L’interminable agression russe en Ukraine et surtout l’invraisemblable alignement de Donald Trump sur son nouvel allié Vladimir Poutine ont provoqué une onde de choc parmi les Européens. Réaction immédiate : il faut augmenter les dépenses militaires. Est-ce vraiment la bonne solution ? Et quelles en seraient les conséquences ? Ce sont les questions que pose Bernard Adam, le fondateur et ancien directeur du GRIP, dans une carte blanche publiée par le journal Le Soir.
Effet d’éviction des dépenses militaires
Bernard Adam commence par ce rappel: ce qui est dépensé dans le domaine militaire se fera aux dépens du reste. « Au sein de l’économie, les dépenses militaires produisent ce qu’on appelle un « effet d’éviction ». Ce que l’on consacre à la défense d’un pays ne peut être utilisé pour d’autres dépenses « civiles » comme dans le secteur social ou la transition écologique et énergétique. D’où un affaiblissement du développement socio-économique et du bien-être de l’Etat. »
« Chacun des pays de l’UE, décide seul ce qu’il veut faire tant pour l’organisation que pour l’acquisition de ses armements. D’où un manque global d’efficacité et finalement un grand gaspillage. »
Fragmentation des Européens
Pour l’ancien directeur du GRIP, si les pays européens possèdent des capacités militaires non négligeables, leur problème principal est le manque d’unité et de cohésion. C’est ce qu’on l’appelle la « fragmentation ». » Chacun des pays de l’UE, décide seul ce qu’il veut faire tant pour l’organisation de ses forces armées que pour l’acquisition de ses armements. D’où un manque global d’efficacité et finalement un grand gaspillage. »
Retour de la course aux armements
Bernard Adam alerte aussi sur l’augmentation des dépenses militaires en Europe. Elle participera inévitablement à une relance de la course aux armements. Pareil avec l’augmentation des dépenses militaires américaines. « Un tel signal adressé par les Occidentaux au reste du monde pourrait entraîner un accroissement généralisé des dépenses militaires dans le monde. »
Bernard Adam a obtenu une Licence en Sciences économiques à l’Université catholique de Louvain. Il a effectué un service civil de deux ans comme objecteur de conscience au Mouvement chrétien pour la paix, dont il a été Secrétaire national.
Il a fondé le GRIP en 1979 et a été son directeur pendant 31 ans jusqu’en 2010, dirigeant une équipe d’une vingtaine de personnes, ainsi qu’un réseau d’une cinquantaine de collaborateurs extérieurs.
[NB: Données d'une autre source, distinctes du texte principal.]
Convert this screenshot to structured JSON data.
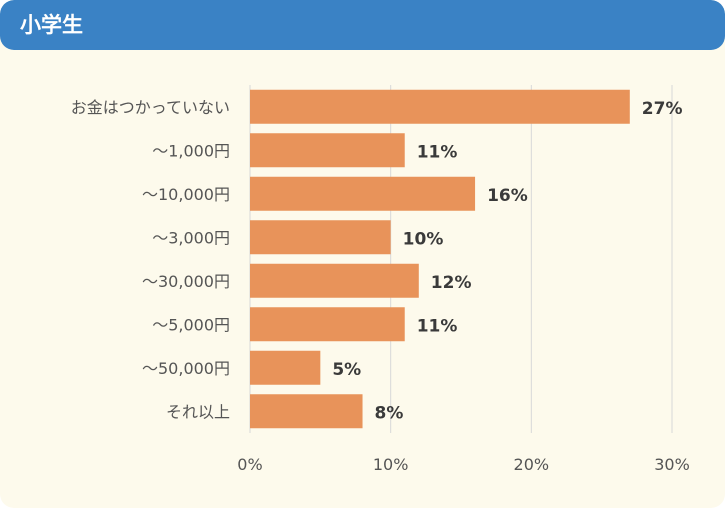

Il a travaillé sur les questions des relations Est-Ouest (crise des euromissiles, armements nucléaires, désarmement), les institutions multilatérales de défense et de sécurité (ONU, OSCE, OTAN, PESC, PESD) ainsi que dans le domaine de l’économie de l’armement (dépenses militaires, exportations d’armes).
En 1990, il a réceptionné pour le GRIP le titre de « Messager de la paix », décerné par le Secrétaire général de l’ONU en reconnaissance de « sa contribution précieuse à l’action menée en faveur de la paix ».
Il a collaboré aux travaux parlementaires sur la préparation des législations sur les exportations d’armes belges, notamment en 1991 et en 2003. Il a créé en 2004 la « Cellule de veille de l’évolution de la production et des transferts d’armes en Belgique, en Europe et dans le monde » soutenue par la Région wallonne.
Il a dirigé plusieurs études sur les armes légères et de petit calibre, notamment concernant leur circulation en Afrique centrale et de l’Ouest, dans le cadre de travaux pour les Ministères belges des Affaires étrangères et de la Coopération au développement.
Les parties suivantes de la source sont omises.